Saturday, September 1, 2012

American “Entitlement” or “Self-Made” in America:

We Americans—Right, Left, or Center—harbor a sense of entitlement: we feel entitled to a share of the sum total of what “we, the people” have built together over the past 216 years. But the Right’s sense of entitlement is unusual:

The Right would have us believe that what makes America great is something
that just lies here. As if our condition of “life, liberty and the pursuit of happiness” were something that we just find here, lying on the ground, free for us to pick up and use, to enrich ourselves independent of anything that anyone else contributes around us.

Of course, this is foolishness: the idea that any of us manage to create our great wealth entirely by the sweat of our own brow is absurd.

America’s greatness derives from
what we have cobbled together here, and from how we maintain it. Our greatness also derives from the extent that we continue making  access to the resources of America available to all, so that any among us may realize the American Dream.

The following reaction to the Republican candidates’ speeches at last week’s political convention was posted to a “Comments” page of 
The Washington Post. Absent our ability to contact the author for permission, it is posted in its entirety.


Another Warmly Human Person and Self-Made Businessman:
by Bill Weston (8/31/2012 5:22 PM CDT)

My mother and father loved me too. Unfortunately, they couldn’t raise me with the absence of insecurity Romney enjoyed because I was a Depression baby.

At first my father, a “catcher” on a steel rolling mill, kept us going by often working 16 hours straight, but he was injured when a runaway strip of hot steel cooked a stripe on his back (there was no Republican-despised OSHA in the early Thirties).

Then the mill was shut down, and he worked at odd jobs; my mother took in laundry. A furniture merchant brought the sheriff to repossess our furniture, as if we were conservative gun-lovers, but all that happened was that my mother cried.

We didn’t lose our house because Roosevelt’s WPA gave my father steady work at $48 a month. Then World War II opened the steel mill with jobs.

But catching up with debt is slow, and conservative-despised Social Security couldn’t pay for me as it did for Paul Ryan until he was 18 years old.

So when I was twelve, I began working every other evening 4 p.m. to 11 p.m. at a drug store as a dish washer, furnace stoker, prescription drug deliverer, soda jerk, sweeper and mopper. I shed no Boehner tears about that, and until I retired at 63, I was never unemployed.

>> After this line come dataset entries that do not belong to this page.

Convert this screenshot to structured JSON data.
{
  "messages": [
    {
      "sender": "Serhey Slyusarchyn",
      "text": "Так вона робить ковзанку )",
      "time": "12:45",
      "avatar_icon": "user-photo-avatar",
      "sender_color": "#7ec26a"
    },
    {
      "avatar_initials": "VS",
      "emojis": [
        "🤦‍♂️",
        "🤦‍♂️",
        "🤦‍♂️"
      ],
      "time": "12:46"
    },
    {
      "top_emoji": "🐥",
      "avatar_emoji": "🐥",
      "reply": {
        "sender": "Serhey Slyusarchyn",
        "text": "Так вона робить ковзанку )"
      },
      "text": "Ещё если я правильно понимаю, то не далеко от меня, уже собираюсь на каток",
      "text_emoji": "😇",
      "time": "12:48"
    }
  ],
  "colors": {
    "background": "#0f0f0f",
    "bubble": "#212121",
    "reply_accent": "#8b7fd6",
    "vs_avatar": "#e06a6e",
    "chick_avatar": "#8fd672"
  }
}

At sixteen, I had to leave high school to work at a bank, where I rose from check sorter to bookkeeper to the city’s youngest teller. After three years, I quit to make $60 a month more as a laborer in the steel mill. I hated every workday, so I was not sorry the Korean War drew me into the Air Force for four years. I learned a lot, especially on Guam’s bomber base, where I served as a Staff Sergeant and Special Assistant to a Group Commander. 

Then I entered the University of Illinois with $110 a month from the GI Bill, $36 a month for Air Force Reserve service and pay for working 20 hours a week.

In 2 ½ years, I was graduated as the top student in my class. With my journalism degree I got a position as a copywriter for large accounts at a large agency. After five years, I was writing both print ads and high-budget television commercials, which I also produced.

After 18 years, I had won 500 international awards and held the unusual position of Sr. VP, Account Director & Creative Director for several large accounts. Even so, I continued writing and producing television commercials, corporate films and multi-media presentations.

To do more of that I started my own communications company, which I headed as President and Chief Creative Officer. Then I was lured to one of America’s top five ad agencies by the position of VP/Associate Creative Director for Marlboro cigarettes. And until my retirement, I held that position for several other large accounts such as McDonald’s. 

What I didn’t do was consider my rise from the working class, the way Romney and Ryan do as they strive to deceive the middle class, a top qualification to be president or vice president. 

Should they? Should you?

 The above essay is taken in full from the “comments” pages of Conservative Washington Post columnist, Kathleen Parker’s essay, “Romney and Ryan, Running Against Themselves,” following last week’s Republican convention in Florida.